Christmas Ranch Lights Up Kids' Eyes

For 18 years Dr. Fuchs has been illuminating his Christmas Ranch for the kids.

ByABC News via logo
December 7, 2008, 4:29 PM

Dec. 10, 2008 — -- When night falls on rural Morrow, Ohio, there is one place in town where everyone knows the bright, dazzling lights are starting to shine.

Spanning 110 acres and blazing more than 350,000 lights, Dr. Michael Fuchs' "The Gift of Lights" at the Christmas Ranch has been a lively staple of holiday cheer in Morrow for three years and this year is the biggest yet.
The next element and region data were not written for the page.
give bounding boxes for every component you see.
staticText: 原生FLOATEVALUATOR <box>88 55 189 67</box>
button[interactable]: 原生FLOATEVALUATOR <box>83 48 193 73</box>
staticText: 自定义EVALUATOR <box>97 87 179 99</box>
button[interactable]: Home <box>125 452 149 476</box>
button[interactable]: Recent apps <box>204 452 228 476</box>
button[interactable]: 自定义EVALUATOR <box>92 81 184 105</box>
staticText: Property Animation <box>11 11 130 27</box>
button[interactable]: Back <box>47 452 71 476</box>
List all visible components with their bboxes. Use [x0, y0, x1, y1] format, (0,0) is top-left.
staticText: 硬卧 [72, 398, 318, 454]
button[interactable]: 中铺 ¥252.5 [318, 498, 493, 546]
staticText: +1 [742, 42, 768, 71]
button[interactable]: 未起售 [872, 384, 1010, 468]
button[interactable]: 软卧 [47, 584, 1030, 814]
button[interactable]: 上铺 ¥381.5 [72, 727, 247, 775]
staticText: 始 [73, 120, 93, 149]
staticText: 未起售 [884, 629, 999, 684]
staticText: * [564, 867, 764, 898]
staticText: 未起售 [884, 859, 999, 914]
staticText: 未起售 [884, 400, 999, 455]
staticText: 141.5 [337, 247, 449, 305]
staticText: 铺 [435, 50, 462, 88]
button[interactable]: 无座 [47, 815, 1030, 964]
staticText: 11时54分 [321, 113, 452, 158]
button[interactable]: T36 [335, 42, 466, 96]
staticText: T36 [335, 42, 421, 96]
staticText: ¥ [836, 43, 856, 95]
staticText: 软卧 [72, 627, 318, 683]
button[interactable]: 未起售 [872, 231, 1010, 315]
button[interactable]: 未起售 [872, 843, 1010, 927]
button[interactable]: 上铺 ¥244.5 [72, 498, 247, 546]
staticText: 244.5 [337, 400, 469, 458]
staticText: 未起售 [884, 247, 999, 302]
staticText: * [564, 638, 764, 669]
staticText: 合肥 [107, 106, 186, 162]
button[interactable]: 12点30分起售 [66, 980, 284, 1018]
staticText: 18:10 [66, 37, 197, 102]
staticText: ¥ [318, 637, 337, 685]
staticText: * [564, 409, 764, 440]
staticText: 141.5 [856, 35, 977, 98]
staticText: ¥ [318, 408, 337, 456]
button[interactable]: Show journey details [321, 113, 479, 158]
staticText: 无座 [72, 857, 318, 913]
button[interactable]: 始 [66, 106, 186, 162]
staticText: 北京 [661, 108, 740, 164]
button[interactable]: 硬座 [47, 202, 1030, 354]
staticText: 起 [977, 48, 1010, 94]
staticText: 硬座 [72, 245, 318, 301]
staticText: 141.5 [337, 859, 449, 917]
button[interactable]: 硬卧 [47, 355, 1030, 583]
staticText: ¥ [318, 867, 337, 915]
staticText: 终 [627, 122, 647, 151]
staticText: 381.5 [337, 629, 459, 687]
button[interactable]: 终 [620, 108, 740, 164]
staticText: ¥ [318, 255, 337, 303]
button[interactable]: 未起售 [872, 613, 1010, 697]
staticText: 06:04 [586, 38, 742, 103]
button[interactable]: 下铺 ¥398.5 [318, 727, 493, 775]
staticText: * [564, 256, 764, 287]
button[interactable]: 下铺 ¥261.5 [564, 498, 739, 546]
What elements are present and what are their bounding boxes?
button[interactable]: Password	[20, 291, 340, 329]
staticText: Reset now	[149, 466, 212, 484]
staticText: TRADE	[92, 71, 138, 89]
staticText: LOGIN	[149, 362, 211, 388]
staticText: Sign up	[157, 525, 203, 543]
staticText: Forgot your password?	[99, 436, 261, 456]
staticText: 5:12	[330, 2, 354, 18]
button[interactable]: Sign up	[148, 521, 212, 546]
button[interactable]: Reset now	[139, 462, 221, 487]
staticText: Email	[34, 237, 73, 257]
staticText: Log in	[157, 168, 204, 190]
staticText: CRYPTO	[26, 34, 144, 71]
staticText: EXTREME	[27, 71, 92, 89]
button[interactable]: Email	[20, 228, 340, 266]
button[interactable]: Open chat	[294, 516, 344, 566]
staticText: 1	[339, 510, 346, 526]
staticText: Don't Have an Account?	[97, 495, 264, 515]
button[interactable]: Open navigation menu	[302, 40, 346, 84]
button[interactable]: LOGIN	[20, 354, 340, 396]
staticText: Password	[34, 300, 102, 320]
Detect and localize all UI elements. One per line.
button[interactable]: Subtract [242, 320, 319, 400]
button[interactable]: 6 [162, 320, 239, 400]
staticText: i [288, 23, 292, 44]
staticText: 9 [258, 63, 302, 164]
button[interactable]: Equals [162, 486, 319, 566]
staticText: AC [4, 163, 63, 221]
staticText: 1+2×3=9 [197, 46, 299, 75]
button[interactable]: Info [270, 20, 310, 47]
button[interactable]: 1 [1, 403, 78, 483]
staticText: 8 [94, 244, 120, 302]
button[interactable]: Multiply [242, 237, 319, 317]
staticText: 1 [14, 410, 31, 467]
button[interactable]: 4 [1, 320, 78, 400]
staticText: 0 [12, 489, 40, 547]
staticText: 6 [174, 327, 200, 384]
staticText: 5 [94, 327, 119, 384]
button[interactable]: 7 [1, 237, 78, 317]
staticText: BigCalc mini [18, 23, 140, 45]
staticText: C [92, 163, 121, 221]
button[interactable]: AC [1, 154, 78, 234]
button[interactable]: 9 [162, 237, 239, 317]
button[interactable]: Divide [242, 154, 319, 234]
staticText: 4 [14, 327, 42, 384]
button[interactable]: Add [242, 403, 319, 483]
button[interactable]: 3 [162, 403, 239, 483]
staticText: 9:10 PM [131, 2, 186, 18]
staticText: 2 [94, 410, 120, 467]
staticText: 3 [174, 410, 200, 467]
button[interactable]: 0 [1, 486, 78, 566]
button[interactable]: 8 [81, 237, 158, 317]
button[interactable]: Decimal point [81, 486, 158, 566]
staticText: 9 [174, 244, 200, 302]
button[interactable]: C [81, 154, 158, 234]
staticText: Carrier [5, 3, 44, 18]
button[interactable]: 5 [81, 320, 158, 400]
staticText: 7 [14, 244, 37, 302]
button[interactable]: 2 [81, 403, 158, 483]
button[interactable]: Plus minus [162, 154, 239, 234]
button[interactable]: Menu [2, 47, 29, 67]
"It sounds old fashioned, but we do it for the kids," Fuchs told "Good Morning America." "There's nothing like the thrill you get watching the little ones come through. Their eyes get as big as silver dollars. It's a real kick in the pants."

But the Christmas Ranch is giving more to kids than smiles this year. A portion of each $12 admission fee per vehicle to the ranch will be donated to the Ronald McDonald House of Cincinnati.

Fuchs said he expects as many as 10,000 cars to visit this year.

The ranch is a technological wonder of flashing lights and figures with nearly 3,000 controllable parts, all handled by a computer housed in a barn.

"We added a ton of stuff this year," Fuchs said. "There's a tremendous amount of animation."

But with all of the ranch's high-tech gadgets, Fuchs wanted to keep the familiar holiday feeling. Hot chocolate is served in the barn for those warming up before heading out to see the sights and a bonfire is lit outside -- small things that are perhaps reminders of how it all got started 18 years ago when Fuchs was decorating for his seven daughters.

"A big part of it was the kids. Our daughters were growing up. It started as something for the family to make the girls happy," he said. "As they grew up, we knew we'd done something good when their teenage friends came to see them. To impress a teenager, we figured we had done something good."

Fuchs said he took the lighting up a notch 10 years ago when he began to add large figures to the decorations.

"We started using them and built displays around them. The more we put up, the bigger the crowd," he said.

Now the decorations take four friends and three months to set up.